Shorter descriptions cost fewer tokens and are easier for agents to parse. Every sentence should earn its place.

Completeness2/5

Given the tool's complexity, does the description cover enough for an agent to succeed on first attempt?

Given the tool's simplicity (0 parameters, no output schema, no annotations), the description is minimally adequate but incomplete. It doesn't explain what 'active' means in this context, what format the listing returns, or how this differs from similar tools like 'find-session'. For a tool in a server with multiple session-related tools, more contextual guidance would be helpful despite the simple structure.

Complex tools with many parameters or behaviors need more documentation. Simple tools need less. This dimension scales expectations accordingly.

Parameters4/5

Does the description clarify parameter syntax, constraints, interactions, or defaults beyond what the schema provides?

The tool has 0 parameters, and schema description coverage is 100% (though trivial since there are no parameters). The description doesn't need to compensate for any parameter documentation gaps. It appropriately doesn't discuss parameters since none exist, earning a baseline score of 4 for this dimension.

Input schemas describe structure but not intent. Descriptions should explain non-obvious parameter relationships and valid value ranges.

Purpose4/5

Does the description clearly state what the tool does and how it differs from similar tools?

The description clearly states the verb ('List') and resource ('active tmux sessions'), making the purpose immediately understandable.

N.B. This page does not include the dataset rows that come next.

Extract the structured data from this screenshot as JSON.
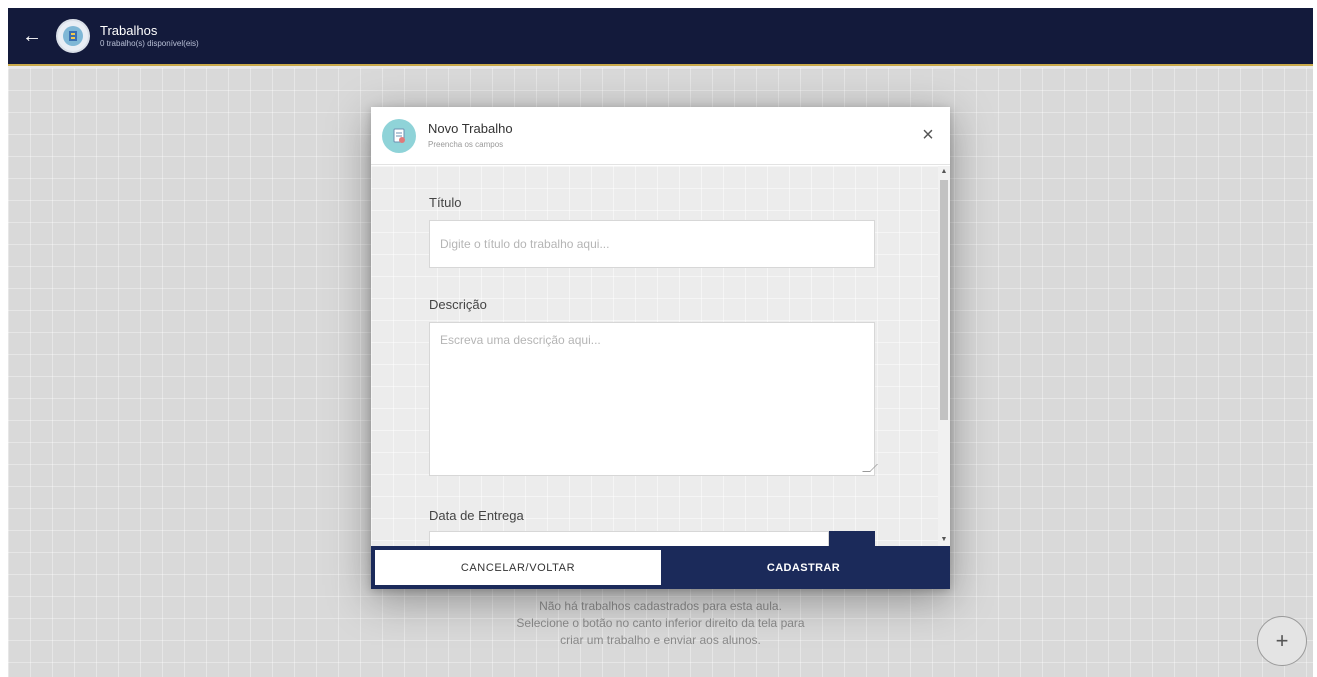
{
  "appbar": {
    "title": "Trabalhos",
    "subtitle": "0 trabalho(s) disponível(eis)",
    "back_icon": "arrow-left-icon"
  },
  "empty_state": {
    "line1": "Não há trabalhos cadastrados para esta aula.",
    "line2": "Selecione o botão no canto inferior direito da tela para",
    "line3": "criar um trabalho e enviar aos alunos."
  },
  "fab": {
    "label": "+"
  },
  "modal": {
    "title": "Novo Trabalho",
    "subtitle": "Preencha os campos",
    "close_label": "×",
    "fields": {
      "titulo": {
        "label": "Título",
        "placeholder": "Digite o título do trabalho aqui...",
        "value": ""
      },
      "descricao": {
        "label": "Descrição",
        "placeholder": "Escreva uma descrição aqui...",
        "value": ""
      },
      "data_entrega": {
        "label": "Data de Entrega",
        "value": ""
      }
    },
    "buttons": {
      "cancel": "CANCELAR/VOLTAR",
      "submit": "CADASTRAR"
    }
  },
  "colors": {
    "appbar_bg": "#131a3b",
    "accent_gold": "#c9a94a",
    "primary_navy": "#1b2a5a",
    "modal_icon_bg": "#8fd3d8"
  }
}
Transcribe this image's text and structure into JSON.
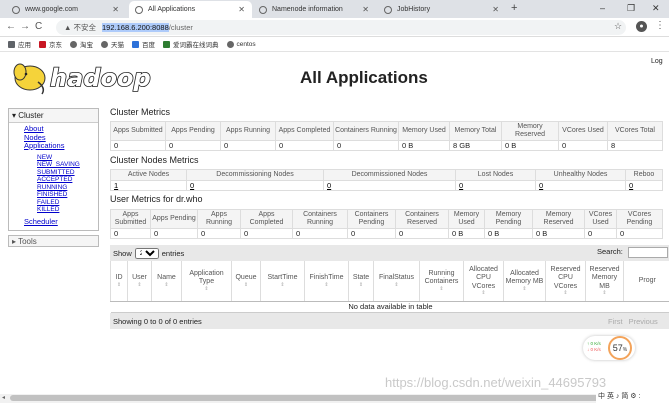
{
  "browser": {
    "tabs": [
      {
        "label": "www.google.com",
        "active": false
      },
      {
        "label": "All Applications",
        "active": true
      },
      {
        "label": "Namenode information",
        "active": false
      },
      {
        "label": "JobHistory",
        "active": false
      }
    ],
    "new_tab_label": "+",
    "window_controls": {
      "minimize": "–",
      "restore": "❐",
      "close": "✕"
    },
    "nav": {
      "back": "←",
      "forward": "→",
      "reload": "C",
      "home": "⌂"
    },
    "address": {
      "security_label": "▲ 不安全",
      "host": "192.168.6.200:8088",
      "path": "/cluster"
    },
    "profile_initial": "●",
    "bookmarks": [
      {
        "label": "应用",
        "color": "#e94235"
      },
      {
        "label": "京东",
        "color": "#c81623"
      },
      {
        "label": "淘宝",
        "color": "#666666"
      },
      {
        "label": "天猫",
        "color": "#666666"
      },
      {
        "label": "百度",
        "color": "#2d72d9"
      },
      {
        "label": "爱词霸在线词典",
        "color": "#2e7d32"
      },
      {
        "label": "centos",
        "color": "#666666"
      }
    ]
  },
  "page": {
    "title": "All Applications",
    "logo_text": "hadoop",
    "logout_text": "Log",
    "sidebar": {
      "header": "Cluster",
      "links": [
        "About",
        "Nodes",
        "Applications"
      ],
      "states": [
        "NEW",
        "NEW_SAVING",
        "SUBMITTED",
        "ACCEPTED",
        "RUNNING",
        "FINISHED",
        "FAILED",
        "KILLED"
      ],
      "scheduler": "Scheduler",
      "tools": "Tools"
    },
    "cluster_metrics": {
      "title": "Cluster Metrics",
      "headers": [
        "Apps Submitted",
        "Apps Pending",
        "Apps Running",
        "Apps Completed",
        "Containers Running",
        "Memory Used",
        "Memory Total",
        "Memory Reserved",
        "VCores Used",
        "VCores Total"
      ],
      "values": [
        "0",
        "0",
        "0",
        "0",
        "0",
        "0 B",
        "8 GB",
        "0 B",
        "0",
        "8"
      ]
    },
    "nodes_metrics": {
      "title": "Cluster Nodes Metrics",
      "headers": [
        "Active Nodes",
        "Decommissioning Nodes",
        "Decommissioned Nodes",
        "Lost Nodes",
        "Unhealthy Nodes",
        "Reboo"
      ],
      "values": [
        "1",
        "0",
        "0",
        "0",
        "0",
        "0"
      ]
    },
    "user_metrics": {
      "title": "User Metrics for dr.who",
      "headers": [
        "Apps Submitted",
        "Apps Pending",
        "Apps Running",
        "Apps Completed",
        "Containers Running",
        "Containers Pending",
        "Containers Reserved",
        "Memory Used",
        "Memory Pending",
        "Memory Reserved",
        "VCores Used",
        "VCores Pending"
      ],
      "values": [
        "0",
        "0",
        "0",
        "0",
        "0",
        "0",
        "0",
        "0 B",
        "0 B",
        "0 B",
        "0",
        "0"
      ]
    },
    "apps_table": {
      "show_label": "Show",
      "entries_value": "20",
      "entries_label": "entries",
      "search_label": "Search:",
      "headers": [
        "ID",
        "User",
        "Name",
        "Application Type",
        "Queue",
        "StartTime",
        "FinishTime",
        "State",
        "FinalStatus",
        "Running Containers",
        "Allocated CPU VCores",
        "Allocated Memory MB",
        "Reserved CPU VCores",
        "Reserved Memory MB",
        "Progr"
      ],
      "empty_message": "No data available in table",
      "info": "Showing 0 to 0 of 0 entries",
      "pager": [
        "First",
        "Previous"
      ]
    },
    "widget": {
      "up_rate": "0 K/s",
      "down_rate": "0 K/s",
      "percent": "57",
      "unit": "%"
    },
    "watermark": "https://blog.csdn.net/weixin_44695793",
    "ime_bar": "中 英 ♪ 简 ⚙ :"
  },
  "colors": {
    "link": "#0000cc",
    "header_bg": "#f4f4f4",
    "toolbar_bg": "#e8e8e8",
    "chrome_tabbar": "#dee1e6"
  }
}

It doesn't explicitly differentiate from siblings like 'find-session' or 'list-panes', but the specificity of 'active tmux sessions' provides adequate distinction. This is not tautological since it adds meaningful context beyond just the tool name.

Agents choose between tools based on descriptions. A clear purpose with a specific verb and resource helps agents select the right tool.

Usage Guidelines2/5

Does the description explain when to use this tool, when not to, or what alternatives exist?

The description provides no guidance on when to use this tool versus alternatives like 'find-session' (which might search for specific sessions) or 'list-panes' (which lists panes within sessions). There's no mention of prerequisites, timing considerations, or explicit exclusions. The agent must infer usage from the tool name and description alone.

Agents often have multiple tools that could apply. Explicit usage guidance like "use X instead of Y when Z" prevents misuse.